[PATCH 1/1] mm: oom: let oom_reap_task and exit_mmap to run concurrently

From: Andrea Arcangeli
Date: Tue Jul 25 2017 - 14:02:27 EST


This is purely required because exit_aio() may block and exit_mmap() may
never start, if the oom_reap_task cannot start running on a mm with
mm_users == 0.

At the same time if the OOM reaper doesn't wait at all for the memory
of the current OOM candidate to be freed by exit_mmap->unmap_vmas, it
would generate a spurious OOM kill.

If it wasn't because of the exit_aio it would be enough to change the
oom_reap_task in the case it finds mm_users == 0, to wait for a
timeout or to wait for __mmput to set MMF_OOM_SKIP itself, but it's
not just exit_mmap the problem here so the concurrency of exit_mmap
and oom_reap_task is apparently warranted.

It's a non standard runtime, exit_mmap runs without mmap_sem, and
oom_reap_task runs with the mmap_sem for reading as usual (kind of
MADV_DONTNEED).

The race between the two is solved with pair of test_and_set_bit and a
dummy down_write/up_write cycle on the same lines of the ksm_exit
method.

If the OOM reaper sets the bit first, exit_mmap will wait it to finish
in down_write (before taking down mm structures that would make the
oom_reap_task fail with use after free).

If exit_mmap comes first, oom reaper will skip the mm as it's already
all freed.

Signed-off-by: Andrea Arcangeli <aarcange@xxxxxxxxxx>
---
kernel/fork.c | 1 -
mm/mmap.c | 5 +++++
mm/oom_kill.c | 15 ++++++++++++---
3 files changed, 17 insertions(+), 4 deletions(-)

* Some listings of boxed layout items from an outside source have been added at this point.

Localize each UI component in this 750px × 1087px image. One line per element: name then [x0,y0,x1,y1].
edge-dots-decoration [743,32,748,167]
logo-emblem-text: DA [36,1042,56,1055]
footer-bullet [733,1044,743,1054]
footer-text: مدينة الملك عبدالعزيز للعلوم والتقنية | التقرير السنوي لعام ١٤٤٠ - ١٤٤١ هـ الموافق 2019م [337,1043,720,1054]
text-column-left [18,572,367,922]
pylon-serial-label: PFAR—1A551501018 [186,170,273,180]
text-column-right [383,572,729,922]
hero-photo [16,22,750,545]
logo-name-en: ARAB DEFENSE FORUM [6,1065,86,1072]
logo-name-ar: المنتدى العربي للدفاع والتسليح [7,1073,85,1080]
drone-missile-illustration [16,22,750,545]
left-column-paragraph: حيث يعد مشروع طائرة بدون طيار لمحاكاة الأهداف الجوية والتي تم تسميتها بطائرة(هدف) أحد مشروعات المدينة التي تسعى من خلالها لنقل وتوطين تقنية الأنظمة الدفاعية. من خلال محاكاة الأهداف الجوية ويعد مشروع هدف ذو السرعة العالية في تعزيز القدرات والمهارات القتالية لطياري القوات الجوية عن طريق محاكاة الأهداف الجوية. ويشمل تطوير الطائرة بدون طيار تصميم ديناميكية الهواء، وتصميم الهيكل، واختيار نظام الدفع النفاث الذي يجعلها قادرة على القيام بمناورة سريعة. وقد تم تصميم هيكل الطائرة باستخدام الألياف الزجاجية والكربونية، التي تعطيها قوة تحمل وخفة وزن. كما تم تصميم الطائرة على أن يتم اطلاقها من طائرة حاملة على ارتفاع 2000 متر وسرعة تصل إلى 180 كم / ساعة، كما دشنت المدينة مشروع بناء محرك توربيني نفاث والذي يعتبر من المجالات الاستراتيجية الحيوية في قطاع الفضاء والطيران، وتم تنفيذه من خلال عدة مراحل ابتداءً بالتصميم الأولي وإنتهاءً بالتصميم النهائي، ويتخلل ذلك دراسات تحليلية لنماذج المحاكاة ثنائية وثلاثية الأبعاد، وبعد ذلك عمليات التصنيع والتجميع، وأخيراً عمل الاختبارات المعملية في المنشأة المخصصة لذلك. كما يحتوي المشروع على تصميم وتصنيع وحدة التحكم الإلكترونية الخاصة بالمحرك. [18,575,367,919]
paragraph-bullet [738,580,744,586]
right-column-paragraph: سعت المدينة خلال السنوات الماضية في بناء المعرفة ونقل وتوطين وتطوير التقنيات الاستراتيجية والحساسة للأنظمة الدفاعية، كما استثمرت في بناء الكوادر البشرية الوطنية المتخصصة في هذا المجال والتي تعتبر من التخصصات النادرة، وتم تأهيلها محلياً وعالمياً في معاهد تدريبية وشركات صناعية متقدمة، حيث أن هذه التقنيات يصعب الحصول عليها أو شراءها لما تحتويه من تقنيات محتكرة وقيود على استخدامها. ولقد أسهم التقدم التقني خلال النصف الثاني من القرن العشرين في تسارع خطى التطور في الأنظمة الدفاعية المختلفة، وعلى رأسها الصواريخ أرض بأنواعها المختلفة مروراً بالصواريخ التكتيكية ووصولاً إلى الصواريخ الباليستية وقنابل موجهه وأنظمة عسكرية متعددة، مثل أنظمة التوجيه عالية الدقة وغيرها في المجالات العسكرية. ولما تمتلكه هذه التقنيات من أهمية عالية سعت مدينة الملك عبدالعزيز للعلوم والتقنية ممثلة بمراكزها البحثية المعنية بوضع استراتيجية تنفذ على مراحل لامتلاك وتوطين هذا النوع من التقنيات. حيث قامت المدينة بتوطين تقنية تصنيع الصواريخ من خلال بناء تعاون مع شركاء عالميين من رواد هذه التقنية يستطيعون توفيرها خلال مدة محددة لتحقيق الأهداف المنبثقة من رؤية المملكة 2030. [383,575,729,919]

diff --git a/kernel/fork.c b/kernel/fork.c
index 9ec98b0c4675..ed412d85a596 100644
--- a/kernel/fork.c
+++ b/kernel/fork.c
@@ -910,7 +910,6 @@ static inline void __mmput(struct mm_struct *mm)
}
if (mm->binfmt)
module_put(mm->binfmt->module);
- set_bit(MMF_OOM_SKIP, &mm->flags);
mmdrop(mm);
}

diff --git a/mm/mmap.c b/mm/mmap.c
index f19efcf75418..615133762b99 100644
--- a/mm/mmap.c
+++ b/mm/mmap.c
@@ -2993,6 +2993,11 @@ void exit_mmap(struct mm_struct *mm)
/* Use -1 here to ensure all VMAs in the mm are unmapped */
unmap_vmas(&tlb, vma, 0, -1);

+ if (test_and_set_bit(MMF_OOM_SKIP, &mm->flags)) {
+ /* wait the OOM reaper to stop working on this mm */
+ down_write(&mm->mmap_sem);
+ up_write(&mm->mmap_sem);
+ }
free_pgtables(&tlb, vma, FIRST_USER_ADDRESS, USER_PGTABLES_CEILING);
tlb_finish_mmu(&tlb, 0, -1);

diff --git a/mm/oom_kill.c b/mm/oom_kill.c
index 9e8b4f030c1c..2a7000995784 100644
--- a/mm/oom_kill.c
+++ b/mm/oom_kill.c
@@ -471,6 +471,7 @@ static bool __oom_reap_task_mm(struct task_struct *tsk, struct mm_struct *mm)
struct mmu_gather tlb;
struct vm_area_struct *vma;
bool ret = true;
+ bool mmgot = true;

/*
* We have to make sure to not race with the victim exit path
@@ -500,9 +501,16 @@ static bool __oom_reap_task_mm(struct task_struct *tsk, struct mm_struct *mm)
* and delayed __mmput doesn't matter that much
*/
if (!mmget_not_zero(mm)) {
- up_read(&mm->mmap_sem);
trace_skip_task_reaping(tsk->pid);
- goto unlock_oom;
+ /*
+ * MMF_OOM_SKIP is set by exit_mmap when the OOM
+ * reaper can't work on the mm anymore.
+ */
+ if (test_and_set_bit(MMF_OOM_SKIP, &mm->flags)) {
+ up_read(&mm->mmap_sem);
+ goto unlock_oom;
+ }
+ mmgot = false;
}

trace_start_task_reaping(tsk->pid);
@@ -547,7 +555,8 @@ static bool __oom_reap_task_mm(struct task_struct *tsk, struct mm_struct *mm)
* different context because we shouldn't risk we get stuck there and
* put the oom_reaper out of the way.
*/
- mmput_async(mm);
+ if (mmgot)
+ mmput_async(mm);
trace_finish_task_reaping(tsk->pid);
unlock_oom:
mutex_unlock(&oom_lock);

This will perform the same as then the set_bit in __mmput can be
removed and test_and_set_bit doesn't cost more (at least on x86, on
other archs it requires an smp_mb too, but it's marginal difference),
still an atomic op that is.

> > 4) how is it safe to overwrite a VM_FAULT_RETRY that returns without
> > mmap_sem and then the arch code will release the mmap_sem despite
> > it was already released by handle_mm_fault? Anonymous memory faults
> > aren't common to return VM_FAULT_RETRY but an userfault
> > can. Shouldn't there be a block that prevents overwriting if
> > VM_FAULT_RETRY is set below? (not only VM_FAULT_ERROR)
> >
> > if (unlikely((current->flags & PF_KTHREAD) && !(ret & VM_FAULT_ERROR)
> > && test_bit(MMF_UNSTABLE, &vma->vm_mm->flags)))
> > ret = VM_FAULT_SIGBUS;
>
> I am not sure I understand what you mean and how this is related to the
> patch?

It's not related to the patch but it involves the OOM reaper as it
only happens when MMF_UNSTABLE is set which is set only by the OOM
reaper. I was simply reading the OOM reaper code and following up what
MMF_UNSTABLE does and it ringed a bell.